|
|
|
|
Stratégie mondiale
Banc Public n° 133 , Octobre 2004 , Catherine VAN NYPELSEER
Parmi une multiplicité d'ouvrages mettant l'accent sur les questions économiques, Charles A. Kupchan, un géopolititologue américain qui a été un des conseillers du président Clinton, publie une analyse géostratégique de la situation mondiale visant à promouvoir un regain d'intérêt pour la politique internationale aux états-Unis, ainsi qu'une redéfinition de la politique étrangère de ce pays. Rédigée dans un style clair et concis, cette analyse de la situation mondiale dans une optique libérale s'adresse essentiellement au peuple américain qu'elle tente de convaincre de renoncer aux tentations du repli sur soi et de la politique unilatéraliste actuelle.
Le titre de la traduction française de l'ouvrage est trompeur, et ne reflète pas son contenu: nous n'y avons malheureusement pas trouvé en quoi l'Europe pourrait sauver l'Amérique, ce qui aurait pourtant été bien agréable à lire de la part d'un auteur américain. Le titre de la version en langue anglaise publiée en 2002 était tout différent, et reflétait bien mieux le contenu de l'ouvrage: "La fin de l'ère américaine, la politique étrangère des états-Unis et la géopolitique du XXIe siècle ".
L'auteur, qui est professeur d'université, commence par déplorer les carences actuelles de son pays en termes de réflexion sur la politique internationale, qui sont notamment causées par l'absence d'une élite formée en politique internationale vu la fuite des étudiants brillants vers le domaine économique et les entreprises privées.
Les personnes qui orientent actuellement la politique étrangère des états-Unis, comme les conseillers du président, ont été formés pendant la guerre froide. Le pays manque donc à la fois de pilotes capables de le guider dans ses relations internationales, mais également d'une analyse géostratégique qui permettrait d'établir les lignes directrices d'un plan d'action au niveau international.

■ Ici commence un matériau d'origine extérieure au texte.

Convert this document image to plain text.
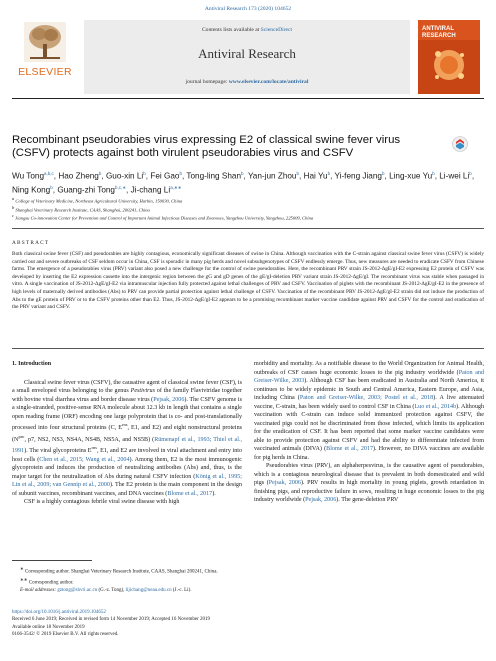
Antiviral Research 173 (2020) 104652
ELSEVIER
Contents lists available at ScienceDirect
Antiviral Research
journal homepage: www.elsevier.com/locate/antiviral
ANTIVIRAL RESEARCH
Recombinant pseudorabies virus expressing E2 of classical swine fever virus (CSFV) protects against both virulent pseudorabies virus and CSFV
Wu Tong$^{a,b,c}$, Hao Zheng$^b$, Guo-xin Li$^b$, Fei Gao$^b$, Tong-ling Shan$^b$, Yan-jun Zhou$^b$, Hai Yu$^b$, Yi-feng Jiang$^b$, Ling-xue Yu$^b$, Li-wei Li$^b$, Ning Kong$^b$, Guang-zhi Tong$^{b,c,∗}$, Ji-chang $Li^{a,∗∗}$
$^a$ College of Veterinary Medicine, Northeast Agricultural University, Harbin, 150030, China
$^b$ Shanghai Veterinary Research Institute, CAAS, Shanghai, 200241, China
$^c$ Jiangsu Co-innovation Center for Prevention and Control of Important Animal Infectious Diseases and Zoonoses, Yangzhou University, Yangzhou, 225009, China
ABSTRACT
Both classical swine fever (CSF) and pseudorabies are highly contagious, economically significant diseases of swine in China. Although vaccination with the C-strain against classical swine fever virus (CSFV) is widely carried out and severe outbreaks of CSF seldom occur in China, CSF is sporadic in many pig herds and novel subsubgenotypes of CSFV endlessly emerge. Thus, new measures are needed to eradicate CSFV from Chinese farms. The emergence of a pseudorabies virus (PRV) variant also posed a new challenge for the control of swine pseudorabies. Here, the recombinant PRV strain JS-2012-ΔgE/gI-E2 expressing E2 protein of CSFV was developed by inserting the E2 expression cassette into the intergenic region between the gG and gD genes of the gE/gI-deletion PRV variant strain JS-2012-ΔgE/gI. The recombinant virus was stable when passaged in vitro. A single vaccination of JS-2012-ΔgE/gI-E2 via intramuscular injection fully protected against lethal challenges of PRV and CSFV. Vaccination of piglets with the recombinant JS-2012-ΔgE/gI-E2 in the presence of high levels of maternally derived antibodies (Abs) to PRV can provide partial protection against lethal challenge of CSFV. Vaccination of the recombinant PRV JS-2012-ΔgE/gI-E2 strain did not induce the production of Abs to the gE protein of PRV or to the CSFV proteins other than E2. Thus, JS-2012-ΔgE/gI-E2 appears to be a promising recombinant marker vaccine candidate against PRV and CSFV for the control and eradication of the PRV variant and CSFV.
1. Introduction

Classical swine fever virus (CSFV), the causative agent of classical swine fever (CSF), is a small enveloped virus belonging to the genus Pestivirus of the family Flaviviridae together with bovine viral diarrhea virus and border disease virus (Pejsak, 2006). The CSFV genome is a single-stranded, positive-sense RNA molecule about 12.3 kb in length that contains a single open reading frame (ORF) encoding one large polyprotein that is co- and post-translationally processed into four structural proteins (C, $E^{rns}$, E1, and E2) and eight nonstructural proteins ($N^{pro}$, p7, NS2, NS3, NS4A, NS4B, NS5A, and NS5B) (Rümenapf et al., 1993; Thiel et al., 1991). The viral glycoproteins $E^{rns}$, E1, and E2 are involved in viral attachment and entry into host cells (Chen et al., 2015; Wang et al., 2004). Among them, E2 is the most immunogenic glycoprotein and induces the production of neutralizing antibodies (Abs) and, thus, is the major target for the neutralization of Abs during natural CSFV infection (König et al., 1995; Lin et al., 2009; van Gennip et al., 2000). The E2 protein is the main component in the design of subunit vaccines, recombinant vaccines, and DNA vaccines (Blome et al., 2017).

CSF is a highly contagious febrile viral swine disease with high

morbidity and mortality. As a notifiable disease to the World Organization for Animal Health, outbreaks of CSF causes huge economic losses to the pig industry worldwide (Paton and Greiser-Wilke, 2003). Although CSF has been eradicated in Australia and North America, it continues to be widely epidemic in South and Central America, Eastern Europe, and Asia, including China (Paton and Greiser-Wilke, 2003; Postel et al., 2018). A live attenuated vaccine, C-strain, has been widely used to control CSF in China (Luo et al., 2014b). Although vaccination with C-strain can induce solid immunized protection against CSFV, the vaccinated pigs could not be discriminated from those infected, which limits its application for the eradication of CSF. It has been reported that some marker vaccine candidates were able to provide protection against CSFV and had the ability to differentiate infected from vaccinated animals (DIVA) (Blome et al., 2017). However, no DIVA vaccines are available for pig herds in China.

Pseudorabies virus (PRV), an alphaherpesvirus, is the causative agent of pseudorabies, which is a contagious neurological disease that is prevalent in both domesticated and wild pigs (Pejsak, 2006). PRV results in high mortality in young piglets, growth retardation in finishing pigs, and reproductive failure in sows, resulting in huge economic losses to the pig industry worldwide (Pejsak, 2006). The gene-deletion PRV

∗ Corresponding author. Shanghai Veterinary Research Institute, CAAS, Shanghai 200241, China.
∗∗ Corresponding author.
E-mail addresses: gztong@shvri.ac.cn (G.-z. Tong), lijichang@neau.edu.cn (J.-c. Li).
https://doi.org/10.1016/j.antiviral.2019.104652
Received 6 June 2019; Received in revised form 14 November 2019; Accepted 16 November 2019
Available online 18 November 2019
0166-3542/ © 2019 Elsevier B.V. All rights reserved.
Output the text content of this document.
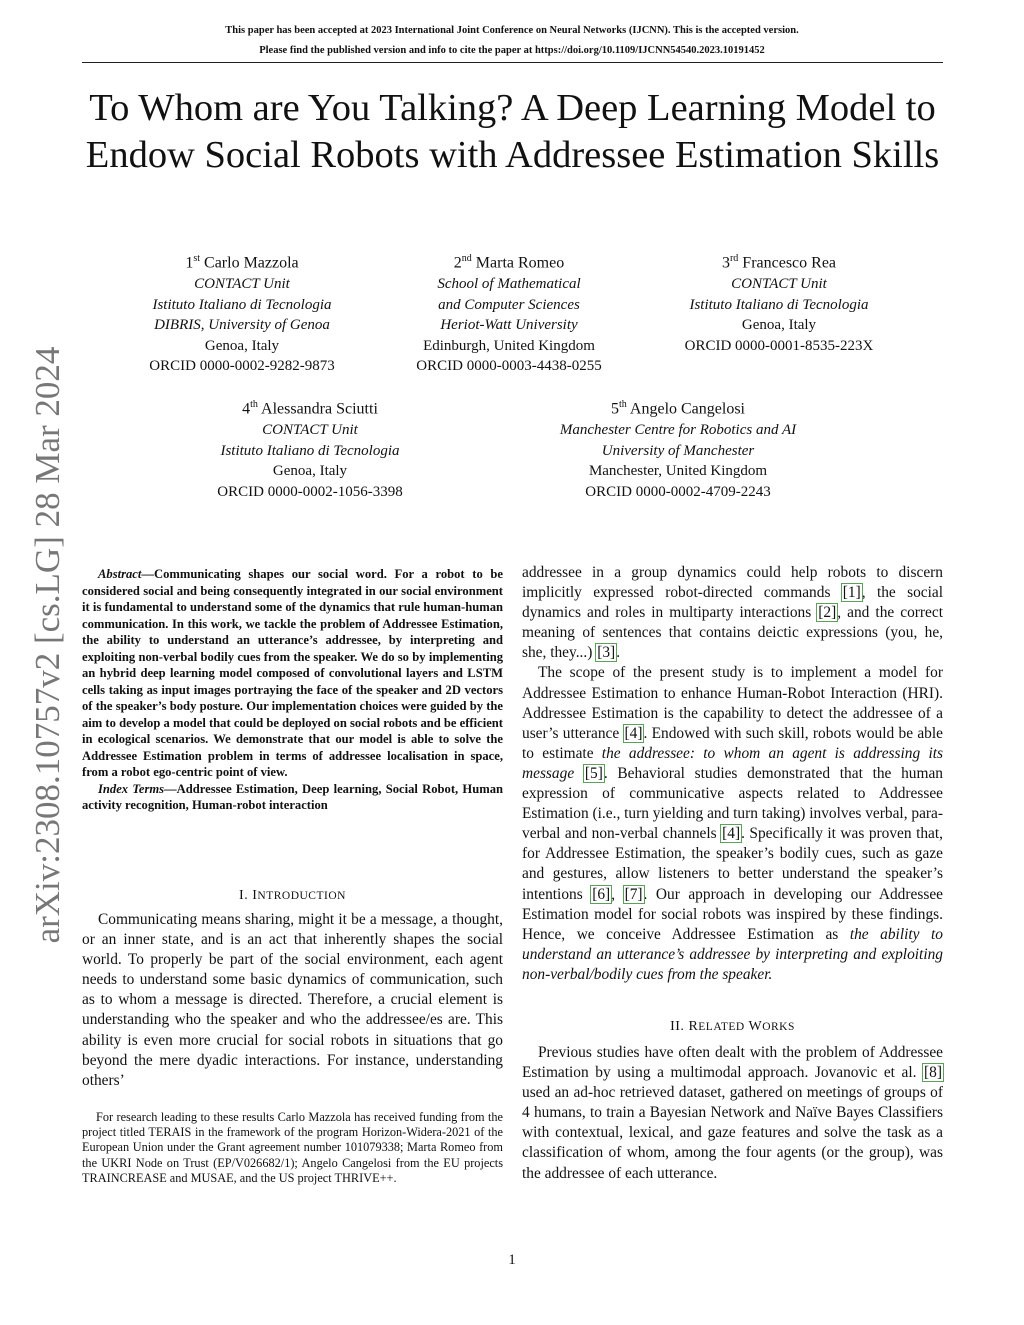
This paper has been accepted at 2023 International Joint Conference on Neural Networks (IJCNN). This is the accepted version.
Please find the published version and info to cite the paper at https://doi.org/10.1109/IJCNN54540.2023.10191452
arXiv:2308.10757v2 [cs.LG] 28 Mar 2024
To Whom are You Talking? A Deep Learning Model to Endow Social Robots with Addressee Estimation Skills
1st Carlo Mazzola
CONTACT Unit
Istituto Italiano di Tecnologia
DIBRIS, University of Genoa
Genoa, Italy
ORCID 0000-0002-9282-9873
2nd Marta Romeo
School of Mathematical
and Computer Sciences
Heriot-Watt University
Edinburgh, United Kingdom
ORCID 0000-0003-4438-0255
3rd Francesco Rea
CONTACT Unit
Istituto Italiano di Tecnologia
Genoa, Italy
ORCID 0000-0001-8535-223X
4th Alessandra Sciutti
CONTACT Unit
Istituto Italiano di Tecnologia
Genoa, Italy
ORCID 0000-0002-1056-3398
5th Angelo Cangelosi
Manchester Centre for Robotics and AI
University of Manchester
Manchester, United Kingdom
ORCID 0000-0002-4709-2243

Abstract—Communicating shapes our social word. For a robot to be considered social and being consequently integrated in our social environment it is fundamental to understand some of the dynamics that rule human-human communication. In this work, we tackle the problem of Addressee Estimation, the ability to understand an utterance’s addressee, by interpreting and exploiting non-verbal bodily cues from the speaker. We do so by implementing an hybrid deep learning model composed of convolutional layers and LSTM cells taking as input images portraying the face of the speaker and 2D vectors of the speaker’s body posture. Our implementation choices were guided by the aim to develop a model that could be deployed on social robots and be efficient in ecological scenarios. We demonstrate that our model is able to solve the Addressee Estimation problem in terms of addressee localisation in space, from a robot ego-centric point of view.

Index Terms—Addressee Estimation, Deep learning, Social Robot, Human activity recognition, Human-robot interaction

I. INTRODUCTION

Communicating means sharing, might it be a message, a thought, or an inner state, and is an act that inherently shapes the social world. To properly be part of the social environment, each agent needs to understand some basic dynamics of communication, such as to whom a message is directed. Therefore, a crucial element is understanding who the speaker and who the addressee/es are. This ability is even more crucial for social robots in situations that go beyond the mere dyadic interactions. For instance, understanding others’

For research leading to these results Carlo Mazzola has received funding from the project titled TERAIS in the framework of the program Horizon-Widera-2021 of the European Union under the Grant agreement number 101079338; Marta Romeo from the UKRI Node on Trust (EP/V026682/1); Angelo Cangelosi from the EU projects TRAINCREASE and MUSAE, and the US project THRIVE++.

addressee in a group dynamics could help robots to discern implicitly expressed robot-directed commands [1], the social dynamics and roles in multiparty interactions [2], and the correct meaning of sentences that contains deictic expressions (you, he, she, they...) [3].

The scope of the present study is to implement a model for Addressee Estimation to enhance Human-Robot Interaction (HRI). Addressee Estimation is the capability to detect the addressee of a user’s utterance [4]. Endowed with such skill, robots would be able to estimate the addressee: to whom an agent is addressing its message [5]. Behavioral studies demonstrated that the human expression of communicative aspects related to Addressee Estimation (i.e., turn yielding and turn taking) involves verbal, para-verbal and non-verbal channels [4]. Specifically it was proven that, for Addressee Estimation, the speaker’s bodily cues, such as gaze and gestures, allow listeners to better understand the speaker’s intentions [6], [7]. Our approach in developing our Addressee Estimation model for social robots was inspired by these findings. Hence, we conceive Addressee Estimation as the ability to understand an utterance’s addressee by interpreting and exploiting non-verbal/bodily cues from the speaker.

II. RELATED WORKS

Previous studies have often dealt with the problem of Addressee Estimation by using a multimodal approach. Jovanovic et al. [8] used an ad-hoc retrieved dataset, gathered on meetings of groups of 4 humans, to train a Bayesian Network and Naïve Bayes Classifiers with contextual, lexical, and gaze features and solve the task as a classification of whom, among the four agents (or the group), was the addressee of each utterance.

1
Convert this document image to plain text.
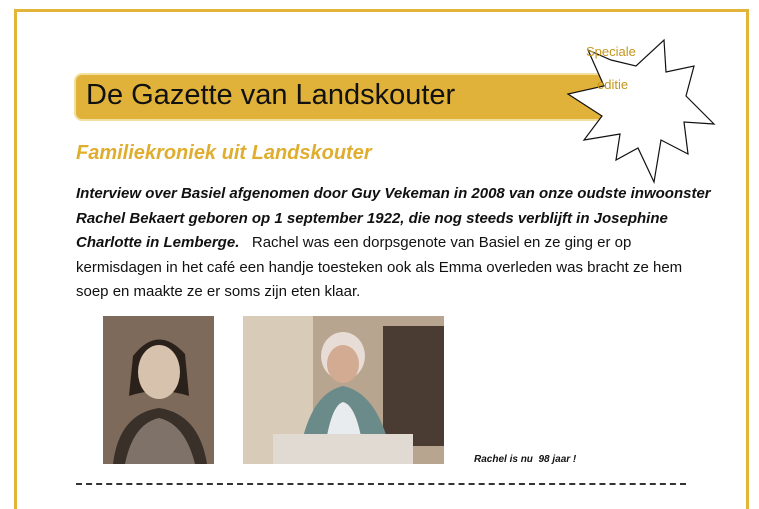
De Gazette van Landskouter
Speciale
editie
Familiekroniek uit Landskouter
Interview over Basiel afgenomen door Guy Vekeman in 2008 van onze oudste inwoonster Rachel Bekaert geboren op 1 september 1922, die nog steeds verblijft in Josephine Charlotte in Lemberge. Rachel was een dorpsgenote van Basiel en ze ging er op kermisdagen in het café een handje toesteken ook als Emma overleden was bracht ze hem soep en maakte ze er soms zijn eten klaar.
Rachel is nu  98 jaar !
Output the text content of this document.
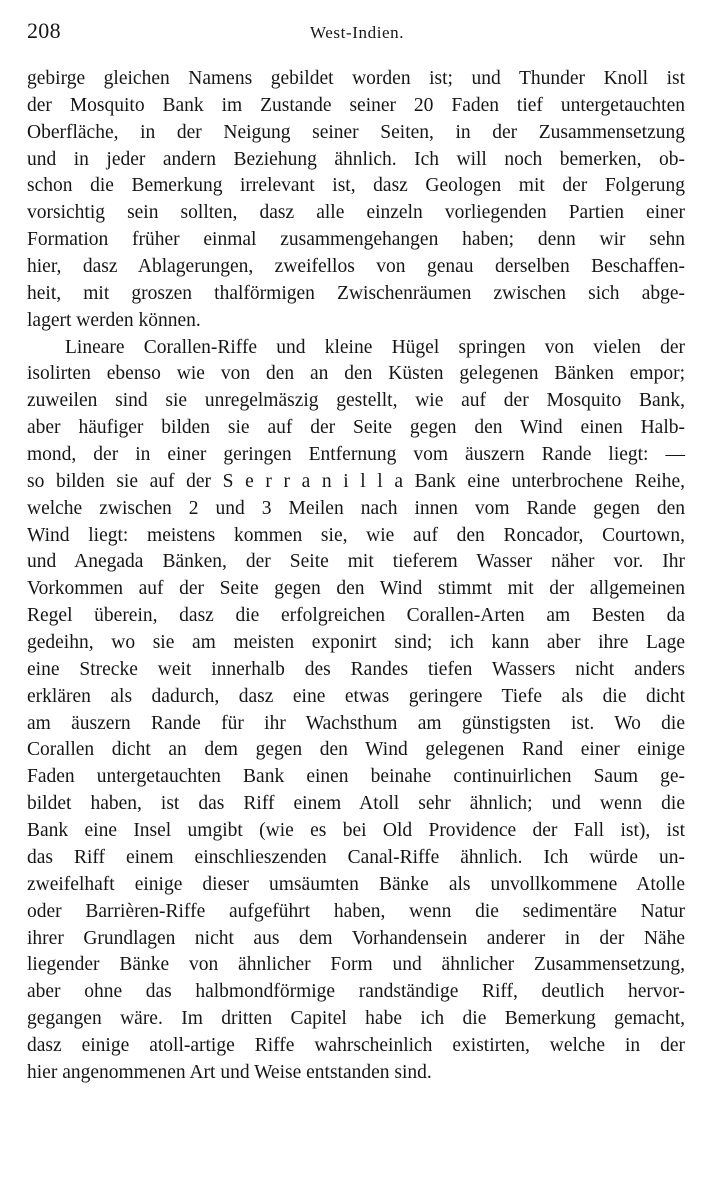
208	West-Indien.
gebirge gleichen Namens gebildet worden ist; und Thunder Knoll ist
der Mosquito Bank im Zustande seiner 20 Faden tief untergetauchten
Oberfläche, in der Neigung seiner Seiten, in der Zusammensetzung
und in jeder andern Beziehung ähnlich. Ich will noch bemerken, ob-
schon die Bemerkung irrelevant ist, dasz Geologen mit der Folgerung
vorsichtig sein sollten, dasz alle einzeln vorliegenden Partien einer
Formation früher einmal zusammengehangen haben; denn wir sehn
hier, dasz Ablagerungen, zweifellos von genau derselben Beschaffen-
heit, mit groszen thalförmigen Zwischenräumen zwischen sich abge-
lagert werden können.
Lineare Corallen-Riffe und kleine Hügel springen von vielen der
isolirten ebenso wie von den an den Küsten gelegenen Bänken empor;
zuweilen sind sie unregelmäszig gestellt, wie auf der Mosquito Bank,
aber häufiger bilden sie auf der Seite gegen den Wind einen Halb-
mond, der in einer geringen Entfernung vom äuszern Rande liegt: —
so bilden sie auf der S e r r a n i l l a Bank eine unterbrochene Reihe,
welche zwischen 2 und 3 Meilen nach innen vom Rande gegen den
Wind liegt: meistens kommen sie, wie auf den Roncador, Courtown,
und Anegada Bänken, der Seite mit tieferem Wasser näher vor. Ihr
Vorkommen auf der Seite gegen den Wind stimmt mit der allgemeinen
Regel überein, dasz die erfolgreichen Corallen-Arten am Besten da
gedeihn, wo sie am meisten exponirt sind; ich kann aber ihre Lage
eine Strecke weit innerhalb des Randes tiefen Wassers nicht anders
erklären als dadurch, dasz eine etwas geringere Tiefe als die dicht
am äuszern Rande für ihr Wachsthum am günstigsten ist. Wo die
Corallen dicht an dem gegen den Wind gelegenen Rand einer einige
Faden untergetauchten Bank einen beinahe continuirlichen Saum ge-
bildet haben, ist das Riff einem Atoll sehr ähnlich; und wenn die
Bank eine Insel umgibt (wie es bei Old Providence der Fall ist), ist
das Riff einem einschlieszenden Canal-Riffe ähnlich. Ich würde un-
zweifelhaft einige dieser umsäumten Bänke als unvollkommene Atolle
oder Barrièren-Riffe aufgeführt haben, wenn die sedimentäre Natur
ihrer Grundlagen nicht aus dem Vorhandensein anderer in der Nähe
liegender Bänke von ähnlicher Form und ähnlicher Zusammensetzung,
aber ohne das halbmondförmige randständige Riff, deutlich hervor-
gegangen wäre. Im dritten Capitel habe ich die Bemerkung gemacht,
dasz einige atoll-artige Riffe wahrscheinlich existirten, welche in der
hier angenommenen Art und Weise entstanden sind.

Actuellement, depuis la fin du rideau de fer et l'effondrement de l'Union soviétique, la structure politique du monde est de type unipolaire, dominée par les états-Unis dans les domaines économique, militaire et culturel. Dans une perspective historique, c'est-à -dire en extrapolant à l'avenir la connaissance que l'on a des événements du passé, cette situation ne saurait perdurer: les situations hégémoniques ont toujours eu une fin.
L'Europe
Le premier facteur de changement de l'équilibre mondial est la construction européenne. Un chapitre de septante pages, bien documenté, est consacré à la création de l'Europe et à l'état actuel de son intégration. Charles A. Kupchan valorise les progrès accomplis en matière économique et monétaire, en particulier la création de l'Euro qui va selon lui devenir une monnaie de référence au niveau mondial. Du point de vue politique, il estime que l'intégration va se poursuivre et que l'Union européenne réussira à conquérir une place politique dans les relations internationales digne de son poids économique.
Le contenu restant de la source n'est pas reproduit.